EUROS Newsroom · 1h ago · 1 min read · 🇧🇷 Brazil
Assaí targets 250 in-store pharmacies in margin push

Brazilian cash-and-carry retailer Assaí has opened its first in-store pharmacy, launching a capital-light rollout of up to 250 locations designed to lift profitability without increasing store-opening debt.

Assaí Atacadista opened its proprietary Assaí Farma unit in São Paulo on July 16, marking the first time a Brazilian food retailer has placed a pharmacy on its sales floor since a 2026 law authorized the practice. The company plans 25 pilot locations in São Paulo state by the end of the year, with a medium-term pipeline exceeding 250 units across its 313-store footprint.

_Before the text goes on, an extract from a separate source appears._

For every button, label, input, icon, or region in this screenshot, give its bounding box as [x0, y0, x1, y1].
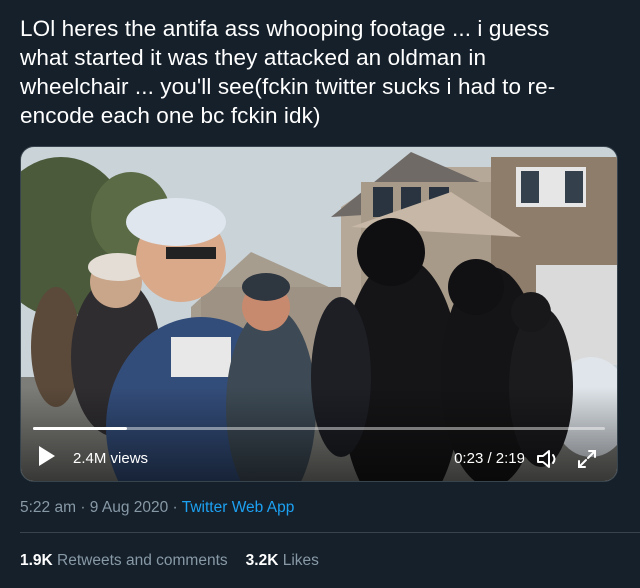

For investors, the attraction lies in the structural cost advantages of the model. By housing pharmacies within existing stores, Assaí avoids roughly 40% of the expenses associated with standalone drugstores. Rent, property taxes, and security costs are already absorbed by the supermarket overhead, insulating the pharmacy segment from the fixed costs that typically consume about 10% of sales for traditional operators.

While initial gross margins will lag larger chains like RD Saúde due to lower purchasing scale, pharmacy margins inherently outpace food retail. Analysts project that a mature footprint of 250 pharmacies could generate roughly R$1.5 billion in gross revenue and R$133 million in EBITDA. This yields an average monthly revenue of approximately R$622,000 per location.

The rollout leverages Assaí’s existing traffic of 40 million monthly customers. Internal research indicates 78% of shoppers intend to buy medications during their regular visits, directing the chain to stock recurrent-use treatments rather than emergency supplies. The new Assaí Farma locations carry weight-loss injection pens, with 93% of pharmacy SKUs representing entirely new product categories for the retailer.

The pharmacy strategy arrives as Assaí deliberately decelerates its core store expansion to reduce its net debt-to-EBITDA ratio. By extracting higher average customer tickets from its current real estate, the company can improve return on invested capital without heavy new construction. CEO Belmiro Gomes has framed the initiative as a response to structural changes in consumer markets.